El hombrecillo fue a levantarse pero cayó de rodillas, demasiado cansado para resistir de pie. ¿Cómo se las arreglaría si había de soportar y transportar a Vulcania?

—Yo te ayudaré —se prestó de inmediato la posadera.

Stanach extendió su mano hacia la muchacha pero, antes de que ésta la cogiera, Hauk se interpuso entre ambos. Era la suya una manaza ancha, con los dedos endurecidos y marcados por tajos de toda suerte. Una vez que hubo alzado al enano de un tirón no lo liberó, como éste suponía, de su garra, sino que estrujó su mano en el saludo de compañerismo usual entre los guerreros. Stanach permaneció mudo. Sobraban los comentarios.

—Después de lo que te ha referido ese viejo —declaró Hauk—, y aunque hay algunos puntos oscuros para mí en la historia, no tengo más remedio que renunciar a la posesión de la valiosa arma que un buen día gané en una apuesta. Pero de ninguna manera soy ajeno al conflicto. Realgar...

El luchador hizo una pausa tras nombrar a su enemigo, y luego continuó con voz ronca:

—Realgar me destrozó con las alucinaciones a las que me hizo asistir. Me hizo ver la muerte de Tyorl, por ejemplo, dejándome colegir que yo era su verdugo. Me decís ahora que el elfo esta vivo, pero yo sigo sintiéndome un asesino. También me aniquiló a mí para luego devolverme a la vida. Y volvió a hacerme morir. —Mientras se sinceraba, el humano mantuvo los ojos clavados en el enano, eludiendo a Kelida de forma que ella no detectara el pozo vacuo que eran ahora sus pupilas—. Stanach, el derro ha contraído una deuda que debe pagarme.

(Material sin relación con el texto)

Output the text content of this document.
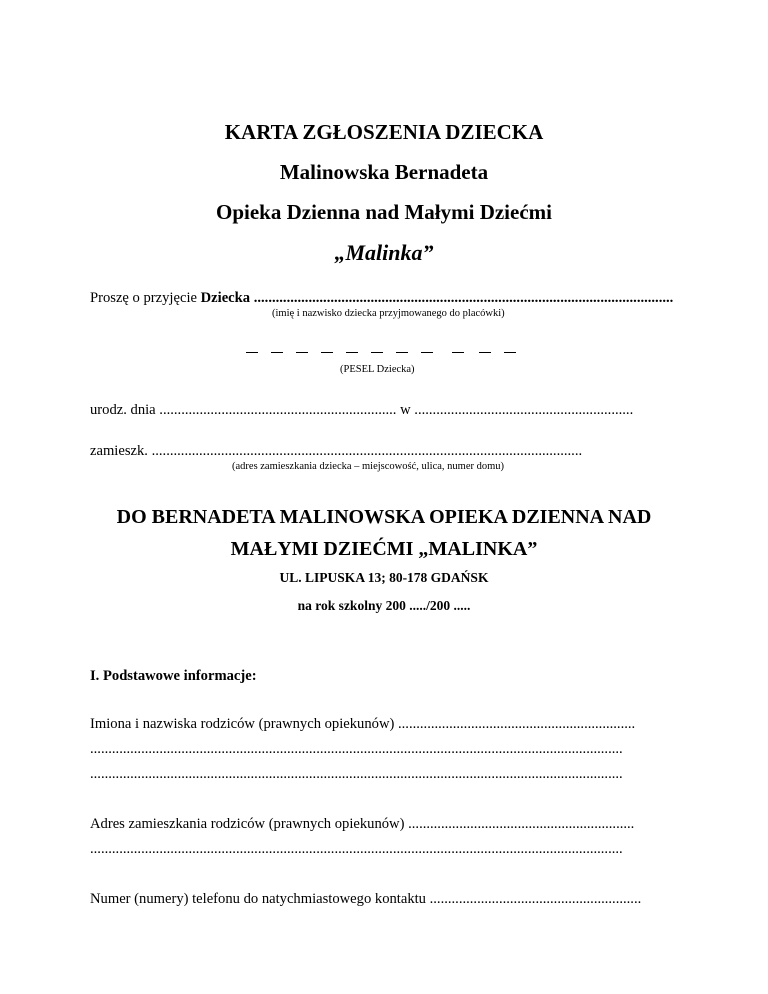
KARTA ZGŁOSZENIA DZIECKA
Malinowska Bernadeta
Opieka Dzienna nad Małymi Dziećmi
„Malinka”
Proszę o przyjęcie Dziecka ...................................................................................................................
(imię i nazwisko dziecka przyjmowanego do placówki)
(PESEL Dziecka)
urodz. dnia ................................................................. w ............................................................
zamieszk. ......................................................................................................................
(adres zamieszkania dziecka – miejscowość, ulica, numer domu)
DO BERNADETA MALINOWSKA OPIEKA DZIENNA NAD
MAŁYMI DZIEĆMI „MALINKA”
UL. LIPUSKA 13; 80-178 GDAŃSK
na rok szkolny 200 ...../200 .....
I. Podstawowe informacje:
Imiona i nazwiska rodziców (prawnych opiekunów) .................................................................
..................................................................................................................................................
..................................................................................................................................................
Adres zamieszkania rodziców (prawnych opiekunów) ..............................................................
..................................................................................................................................................
Numer (numery) telefonu do natychmiastowego kontaktu ..........................................................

El hombrecillo lanzó una mirada a su destrozada mano y entornó los párpados. Atisbó cuervos en un cielo azul e inclemente y se sobrecogió con el viento que plañía en torno a un monumento funerario construido en las peladas montañas. Los últimos vaticinios de Isarn habían sido los de un orate visionario, sueños fantasmagóricos poblados de mitos y leyendas. La verdad sin paliativos era que sus amigos y familiares habían fenecido a causa de la envenenada sed de poder del theiwar, y que aún habría más calamidades.

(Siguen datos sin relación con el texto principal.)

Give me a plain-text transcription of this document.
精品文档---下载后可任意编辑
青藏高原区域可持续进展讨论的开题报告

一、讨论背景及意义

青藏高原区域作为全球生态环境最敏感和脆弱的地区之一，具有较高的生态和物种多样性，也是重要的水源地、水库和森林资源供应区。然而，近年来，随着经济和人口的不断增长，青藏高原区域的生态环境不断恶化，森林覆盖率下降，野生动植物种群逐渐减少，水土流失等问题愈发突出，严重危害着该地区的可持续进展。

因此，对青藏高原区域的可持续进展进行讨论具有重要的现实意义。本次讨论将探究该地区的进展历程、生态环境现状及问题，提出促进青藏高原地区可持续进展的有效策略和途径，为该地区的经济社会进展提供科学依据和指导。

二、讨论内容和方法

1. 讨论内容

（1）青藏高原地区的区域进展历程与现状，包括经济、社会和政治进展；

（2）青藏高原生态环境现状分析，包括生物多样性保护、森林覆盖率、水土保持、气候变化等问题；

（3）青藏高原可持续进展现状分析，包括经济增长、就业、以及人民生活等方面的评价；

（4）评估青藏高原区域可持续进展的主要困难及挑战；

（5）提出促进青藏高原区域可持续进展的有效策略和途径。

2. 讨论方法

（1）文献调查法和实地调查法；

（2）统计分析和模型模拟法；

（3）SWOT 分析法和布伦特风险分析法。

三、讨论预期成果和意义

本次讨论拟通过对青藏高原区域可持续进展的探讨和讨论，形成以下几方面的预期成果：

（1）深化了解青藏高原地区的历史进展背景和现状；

Al salir de su ensimismamiento, Hammerfell vio que el guerrero daba una daga a la muchacha y un escalofrío de miedo sacudió su ser.

—¿Tú también, Kelida? ¡Oh, no!

—¡Oh, sí! —dijo ella con un estremecimiento, lanzando una ojeada a la gélida caverna—. No me quedaré aquí. Acompañaré a Hauk dondequiera que vaya. Y también a ti. Pusiste un gran empeño en que aprendiera los secretos de esta arma —señaló la empuñadura de asta—, y hallé un excelente profesor en nuestro amigo Lavim. Quizá no ose matar, mas al menos me defenderé. Iré con vosotros.

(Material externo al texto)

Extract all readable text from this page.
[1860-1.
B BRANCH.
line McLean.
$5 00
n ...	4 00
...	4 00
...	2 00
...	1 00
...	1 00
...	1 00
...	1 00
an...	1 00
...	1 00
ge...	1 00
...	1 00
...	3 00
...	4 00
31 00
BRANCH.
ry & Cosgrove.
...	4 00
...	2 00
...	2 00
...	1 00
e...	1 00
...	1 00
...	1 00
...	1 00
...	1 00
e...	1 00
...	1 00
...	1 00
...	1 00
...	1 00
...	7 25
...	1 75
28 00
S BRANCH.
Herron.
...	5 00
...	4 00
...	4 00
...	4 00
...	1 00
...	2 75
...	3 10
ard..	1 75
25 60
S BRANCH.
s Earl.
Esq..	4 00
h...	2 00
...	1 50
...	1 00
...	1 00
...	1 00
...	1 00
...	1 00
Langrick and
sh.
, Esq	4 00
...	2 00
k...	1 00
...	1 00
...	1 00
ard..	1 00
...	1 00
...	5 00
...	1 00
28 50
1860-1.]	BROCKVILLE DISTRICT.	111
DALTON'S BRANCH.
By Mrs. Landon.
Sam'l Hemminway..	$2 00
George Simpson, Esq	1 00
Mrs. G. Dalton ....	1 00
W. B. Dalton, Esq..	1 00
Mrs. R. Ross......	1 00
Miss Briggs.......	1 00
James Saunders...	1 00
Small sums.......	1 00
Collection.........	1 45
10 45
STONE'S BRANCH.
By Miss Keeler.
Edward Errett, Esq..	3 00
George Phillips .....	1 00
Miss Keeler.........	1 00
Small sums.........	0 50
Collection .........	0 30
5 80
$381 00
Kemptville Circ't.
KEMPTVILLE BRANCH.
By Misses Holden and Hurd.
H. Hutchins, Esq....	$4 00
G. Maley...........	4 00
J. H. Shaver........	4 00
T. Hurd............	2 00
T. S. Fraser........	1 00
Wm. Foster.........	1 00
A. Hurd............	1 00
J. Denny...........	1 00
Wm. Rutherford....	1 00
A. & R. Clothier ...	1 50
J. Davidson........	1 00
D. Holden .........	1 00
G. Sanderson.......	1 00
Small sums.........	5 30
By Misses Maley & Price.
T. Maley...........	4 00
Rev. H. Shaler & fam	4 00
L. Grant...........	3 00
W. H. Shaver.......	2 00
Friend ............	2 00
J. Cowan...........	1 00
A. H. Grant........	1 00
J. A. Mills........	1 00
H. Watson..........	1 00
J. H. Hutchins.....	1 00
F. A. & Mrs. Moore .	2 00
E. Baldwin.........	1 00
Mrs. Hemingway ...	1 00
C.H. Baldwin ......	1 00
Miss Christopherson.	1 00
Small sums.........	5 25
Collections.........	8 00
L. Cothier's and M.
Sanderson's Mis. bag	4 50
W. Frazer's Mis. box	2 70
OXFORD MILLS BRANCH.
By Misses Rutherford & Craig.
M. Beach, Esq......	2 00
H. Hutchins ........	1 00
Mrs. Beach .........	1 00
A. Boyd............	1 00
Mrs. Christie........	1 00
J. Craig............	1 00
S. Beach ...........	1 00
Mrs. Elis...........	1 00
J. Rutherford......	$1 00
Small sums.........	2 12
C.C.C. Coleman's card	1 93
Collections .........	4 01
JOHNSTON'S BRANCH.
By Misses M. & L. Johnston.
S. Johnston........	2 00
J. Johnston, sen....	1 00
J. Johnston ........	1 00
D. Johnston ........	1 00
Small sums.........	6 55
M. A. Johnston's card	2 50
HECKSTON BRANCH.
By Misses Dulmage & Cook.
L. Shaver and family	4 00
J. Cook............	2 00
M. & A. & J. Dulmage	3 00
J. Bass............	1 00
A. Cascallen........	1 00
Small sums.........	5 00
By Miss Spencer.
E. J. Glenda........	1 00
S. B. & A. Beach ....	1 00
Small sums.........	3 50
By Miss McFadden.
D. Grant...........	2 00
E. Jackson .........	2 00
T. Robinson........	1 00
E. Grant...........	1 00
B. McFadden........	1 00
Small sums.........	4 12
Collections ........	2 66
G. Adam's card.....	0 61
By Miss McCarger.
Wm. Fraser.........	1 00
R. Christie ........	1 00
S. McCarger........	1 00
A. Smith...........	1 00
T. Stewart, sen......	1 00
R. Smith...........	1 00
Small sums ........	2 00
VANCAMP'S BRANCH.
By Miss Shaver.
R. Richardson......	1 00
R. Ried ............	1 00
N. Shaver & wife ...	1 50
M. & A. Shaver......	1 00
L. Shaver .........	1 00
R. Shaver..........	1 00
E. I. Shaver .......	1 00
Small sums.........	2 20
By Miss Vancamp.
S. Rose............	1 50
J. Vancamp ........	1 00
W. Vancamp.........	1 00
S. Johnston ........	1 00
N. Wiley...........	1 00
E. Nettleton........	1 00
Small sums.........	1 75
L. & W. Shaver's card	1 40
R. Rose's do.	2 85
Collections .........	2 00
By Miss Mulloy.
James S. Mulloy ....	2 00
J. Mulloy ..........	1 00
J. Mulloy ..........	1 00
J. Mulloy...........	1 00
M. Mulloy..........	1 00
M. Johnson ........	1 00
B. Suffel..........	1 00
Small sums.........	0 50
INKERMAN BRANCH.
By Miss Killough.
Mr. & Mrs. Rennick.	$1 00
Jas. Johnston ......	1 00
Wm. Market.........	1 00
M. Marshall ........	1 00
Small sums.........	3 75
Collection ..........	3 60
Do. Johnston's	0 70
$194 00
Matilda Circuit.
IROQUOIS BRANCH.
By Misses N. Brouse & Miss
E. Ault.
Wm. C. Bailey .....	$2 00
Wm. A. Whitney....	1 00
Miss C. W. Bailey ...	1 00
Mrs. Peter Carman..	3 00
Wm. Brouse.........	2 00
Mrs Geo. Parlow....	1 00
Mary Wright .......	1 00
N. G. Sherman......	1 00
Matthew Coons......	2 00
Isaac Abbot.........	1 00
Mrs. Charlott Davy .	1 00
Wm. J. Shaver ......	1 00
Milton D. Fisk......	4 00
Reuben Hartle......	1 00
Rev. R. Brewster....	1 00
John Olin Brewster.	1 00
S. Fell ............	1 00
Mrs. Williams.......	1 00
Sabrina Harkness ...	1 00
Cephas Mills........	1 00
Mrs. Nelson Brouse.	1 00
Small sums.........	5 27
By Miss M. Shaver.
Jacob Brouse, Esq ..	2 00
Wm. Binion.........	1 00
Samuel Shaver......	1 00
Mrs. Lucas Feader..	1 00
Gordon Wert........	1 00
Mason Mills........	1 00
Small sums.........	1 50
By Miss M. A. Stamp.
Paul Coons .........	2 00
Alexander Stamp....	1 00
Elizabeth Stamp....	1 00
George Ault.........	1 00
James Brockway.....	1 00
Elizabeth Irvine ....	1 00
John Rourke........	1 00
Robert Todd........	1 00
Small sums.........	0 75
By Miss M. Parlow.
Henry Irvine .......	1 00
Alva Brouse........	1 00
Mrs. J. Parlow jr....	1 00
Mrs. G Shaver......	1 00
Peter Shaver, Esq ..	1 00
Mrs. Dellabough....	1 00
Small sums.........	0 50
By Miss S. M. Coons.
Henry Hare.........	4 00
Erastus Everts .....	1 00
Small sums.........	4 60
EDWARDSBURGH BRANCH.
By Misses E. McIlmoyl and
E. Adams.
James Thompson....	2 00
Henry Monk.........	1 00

»Más de una persona —continuó la moza, tocando suavemente la mano vendada del enano— ha permitido que la torturaran por mi seguridad. De modo que mi deber es acompañaros.

Stanach hizo una muda consulta a Hauk y percibió que el vacío de sus ojos había sido reemplazado también por el temor. Ambos hombres intercambiaron una mirada de complicidad. Kelida sería miembro del grupo, pero Vengador y enano sellaron el tácito acuerdo de no consentir que nadie la lastimase.